Esta entrada del blog se centra en el consumo humano y el comportamiento de ahorro vistos a través de la economía del comportamiento, examinando los mecanismos psicológicos y los conceptos básicos detrás de por qué no logramos cumplir con los planes óptimos que establecemos para nosotros mismos.
La teoría económica comienza con intentos de predecir el comportamiento de los agentes económicos, pero en realidad, el comportamiento observado de las personas suele diferir de las expectativas teóricas. La economía ha evolucionado gradualmente mediante el análisis y el debate de estas llamadas anomalías. Recientemente, la economía del comportamiento, que reexamina críticamente los supuestos de la economía tradicional sobre las características reales del comportamiento de las personas, ha liderado este debate.
La diferencia entre la economía tradicional y la economía conductual es particularmente evidente en el ámbito del ahorro y el consumo. La economía tradicional asume que las personas disciernen con precisión qué es lo mejor para sí mismas, formulan planes de consumo óptimos a lo largo de su vida y los ejecutan con una determinación inquebrantable. También postula que el dinero no tiene restricciones inherentes en su uso, lo que permite que se desvíe libremente a otros fines en cualquier momento. Este potencial de desvío permite decisiones libres y flexibles, mejorando así el bienestar individual. Basándose en esta percepción, la economía tradicional predijo que las personas mantendrían niveles de consumo relativamente constantes a lo largo de su vida. Observó que los ingresos aumentan con la edad antes de disminuir drásticamente después de la jubilación, por lo que los patrones de consumo previstos se mantendrían independientes de los cambios en los ingresos relacionados con la edad. Sin embargo, los patrones de consumo observados en la realidad reflejaban fielmente los cambios en los ingresos según la edad. La economía tradicional explicó esta anomalía mediante el concepto de restricciones de liquidez, argumentando que los mercados financieros imperfectos limitan la capacidad de las personas para asegurar suficiente liquidez para el consumo actual utilizando ingresos o activos futuros como garantía. En otras palabras, las restricciones financieras hacen que los niveles reales de consumo caigan por debajo de la trayectoria óptima de consumo sugerida por la teoría.
Sin embargo, la economía del comportamiento considera el fenómeno de un consumo inferior al previsto durante la juventud y la vejez no como un resultado inevitable de restricciones externas, sino como el resultado de decisiones voluntarias impulsadas por mecanismos psicológicos individuales. Esto se explica mediante el concepto de contabilidad mental. Las personas compartimentan mentalmente diversos activos (efectivo, cuentas corrientes, cuentas de ahorro, vivienda, etc.) en cuentas distintas y aplican diferentes principios de uso a cada una. En la base de la pirámide de activos se encuentra el efectivo, el más accesible para gastar, utilizado para la mayoría de los gastos diarios. Muchas personas, a pesar de tener cuentas de ahorro, recurren a adelantos de efectivo con tarjetas de crédito con tasas de interés superiores al 20% cuando necesitan efectivo rápido. Desde el punto de vista financiero, es preferible retirar depósitos para su uso, pero las personas toman la decisión irracional de pedir prestado dinero a tasas de interés altas mientras mantienen los ahorros a tasas bajas. Las cuentas más sagradas para sus mentes albergan activos reservados para la jubilación, como pensiones o viviendas. Estos activos rara vez se retiran a menos que se presente el peor escenario posible. Cuando la contabilidad mental funciona de esta manera, la posibilidad de reutilizar los activos se ve significativamente reducida. El consumo en un momento específico del tiempo depende no sólo del ingreso total de por vida, sino también de a qué cuenta mental pertenecen los activos que generan ese ingreso.

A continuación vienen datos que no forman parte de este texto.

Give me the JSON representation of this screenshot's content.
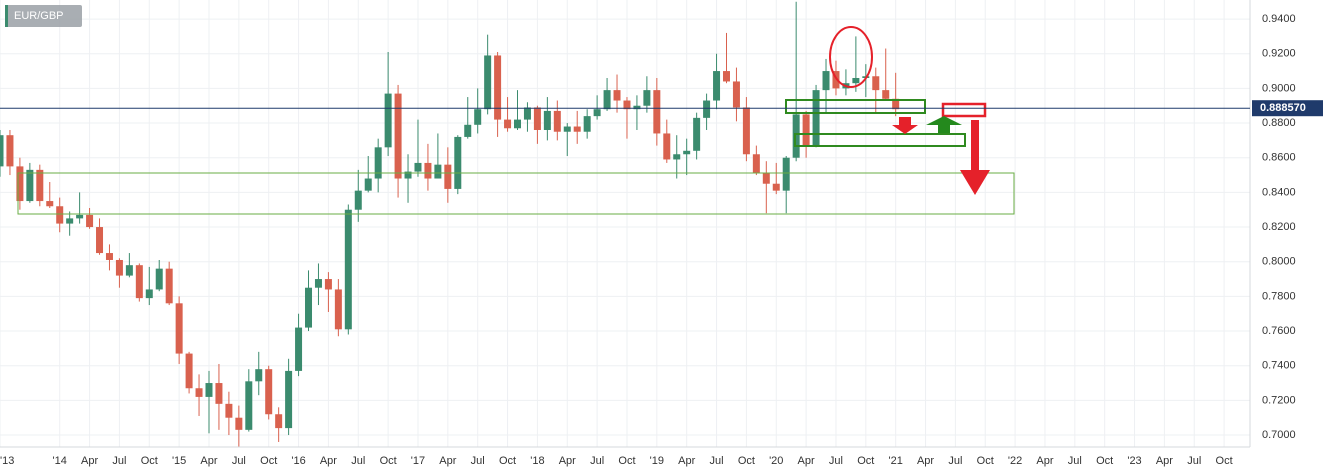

Según la economía del comportamiento, incluso si las personas saben qué es lo mejor para ellas y diseñan un plan de consumo óptimo para toda su vida, tienden a preferir el presente al futuro y son vulnerables a la tentación. En consecuencia, las personas crean mecanismos internos para imponerse ciertas restricciones y así salvaguardar su propia seguridad y la de su familia a largo plazo; este mecanismo de autocontrol es precisamente la contabilidad mental. Desde la perspectiva de la contabilidad mental, las restricciones de liquidez enfatizadas por la economía tradicional pueden entenderse, en cambio, como el resultado de elecciones voluntarias diseñadas para bloquear preventivamente gastos que serían desventajosos a largo plazo. Si la contabilidad mental es un mecanismo que suprime las tentaciones inmediatas y obliga a las personas a posponer el gasto actual para el futuro —es decir, a ahorrar—, entonces las pensiones de jubilación y los sistemas nacionales de pensiones representan ejemplos de estos mecanismos personales institucionalizados a nivel social.